Employment ads to target Easterners who want to stay home
By MICHAEL TUTTON The Canadian Press
An Alberta surveying firm hungry to hire talented Maritimers has devised a novel lure: set up an office in Nova Scotia that will allow young workers to stay and work near their hometowns.
In a departure from the familiar story of Easterners forced to head West, Crape Geomatics Corp. of Calgary is about to announce it’s coming to Halifax, where it will hire 75 people over the next five years.
The Canadian Press learned details of the announcement over the weekend.
Provincial officials, smarting from the recent publication of a "Move West" magazine — which urges talent from Atlantic Canada to move to Alberta — are expected to trumpet the arrival of Crape Geomatics as a sign that youth needn’t always leave for work.
However, the province will have to provide $853,300 to the geomatics firm in a period of up to five years to bring it here. In return, the company must first create the jobs, which offer salaries starting at $53,000.
The company is expected to use the employees to analyze the digital data provided from the company’s various locations, and generate a variety of maps, municipal plans, pipeline plans and agriculture plans with computer-aided technology.
Colleges in the Maritimes have been pumping out students with sophisticated geomatics training for decades, but the graduates from centres such as the Lawrencetown-based Centre of Geographic Sciences have often been pulled west.
The provincial government is poised to market the arrival of Crape and its high-tech jobs as an alternative model.
According to one source, an advertisement is set to run in Western media with a Crape executive suggesting other firms follow its lead to solve labour shortages by moving operations to the East, where wages are lower and employees are eager to stay.
"Why is this guy smiling?" the ad is expected to read. "Because he’s found a cost-effective talent solution in Nova Scotia."
The success of such a drive will face an uphill battle, as out-migration to Alberta is rising rapidly.
The red-hot Alberta economy continues to draw job seekers from around the country. Statistics Canada reported last week that Ontario alone lost 6,600 people to Alberta in the second quarter of the year, taking the total net outflow to 25,300 in the past 12 months. That’s more than double the average annual migration since 2000.

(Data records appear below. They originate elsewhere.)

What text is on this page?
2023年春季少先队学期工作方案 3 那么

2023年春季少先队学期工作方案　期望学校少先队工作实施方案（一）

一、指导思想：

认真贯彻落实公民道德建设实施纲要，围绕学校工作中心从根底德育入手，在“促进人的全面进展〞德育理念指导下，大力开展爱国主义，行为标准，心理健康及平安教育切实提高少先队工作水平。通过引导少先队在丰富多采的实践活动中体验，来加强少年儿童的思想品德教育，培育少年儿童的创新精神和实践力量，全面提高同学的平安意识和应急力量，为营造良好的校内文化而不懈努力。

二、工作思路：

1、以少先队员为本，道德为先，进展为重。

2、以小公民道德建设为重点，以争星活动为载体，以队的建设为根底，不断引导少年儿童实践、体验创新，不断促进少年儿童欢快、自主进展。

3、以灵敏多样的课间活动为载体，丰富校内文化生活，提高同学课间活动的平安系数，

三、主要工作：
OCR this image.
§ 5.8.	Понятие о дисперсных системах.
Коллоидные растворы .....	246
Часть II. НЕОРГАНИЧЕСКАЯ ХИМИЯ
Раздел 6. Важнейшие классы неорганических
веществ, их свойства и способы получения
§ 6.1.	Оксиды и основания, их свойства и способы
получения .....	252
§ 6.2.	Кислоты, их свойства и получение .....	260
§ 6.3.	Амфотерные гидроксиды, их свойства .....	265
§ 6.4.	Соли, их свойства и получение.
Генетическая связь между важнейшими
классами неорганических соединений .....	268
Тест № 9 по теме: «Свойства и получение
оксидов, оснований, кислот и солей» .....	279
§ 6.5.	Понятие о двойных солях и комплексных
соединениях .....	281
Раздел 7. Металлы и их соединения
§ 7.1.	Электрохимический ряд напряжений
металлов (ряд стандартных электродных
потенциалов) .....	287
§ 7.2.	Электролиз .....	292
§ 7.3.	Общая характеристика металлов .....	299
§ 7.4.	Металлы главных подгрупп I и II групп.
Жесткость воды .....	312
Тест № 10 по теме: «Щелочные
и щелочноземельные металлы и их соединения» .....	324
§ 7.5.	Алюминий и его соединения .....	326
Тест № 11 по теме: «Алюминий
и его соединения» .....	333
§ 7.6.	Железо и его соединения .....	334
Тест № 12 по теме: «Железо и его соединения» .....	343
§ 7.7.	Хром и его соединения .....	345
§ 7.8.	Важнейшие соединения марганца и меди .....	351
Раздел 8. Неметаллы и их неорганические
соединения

In New Brunswick, the topic of out-migration has been discussed in the leadup to Monday’s provincial election. In P.E.I., legislature committee hearings have heard from politicians alarmed the Island is losing its brightest youth.
Government officials in Nova Scotia say they want to find ways to keep technology in the region.
Much of the data that Crape handles will flow from global positioning system devices mounted on helicopters flying over sites such as Alberta oil well sites and pipelines.
The airborne surveyors can measure the time it takes pulses of laser light to rebound from the earth’s surface, and are creating increasingly refined, three-dimensional maps of the earth’s surface.
"This is incredibly valuable for exploration and terrain analysis in Alberta exploration," said a source close to the project.
"It kicks out data that can be read and analyzed just as easily from here as it can be from the Bow River."
Brooke Taylor, the province’s minister of Agriculture; Economic Development Minister Richard Hurlburt; and Jamie Hume, president of Crape Geomatics, are expected to formally make the announcement this morning.
The payroll rebate that Nova Scotia Business Inc. provides is given in stages as the company reaches its job targets.
The company is saying the new office in the East will also be used to provide mapping of ocean areas, and to build a client base in the eastern U.S.
Crape Geomatics is privately held, and has been providing "digital images of the physical world" to business and industry clients since 1993.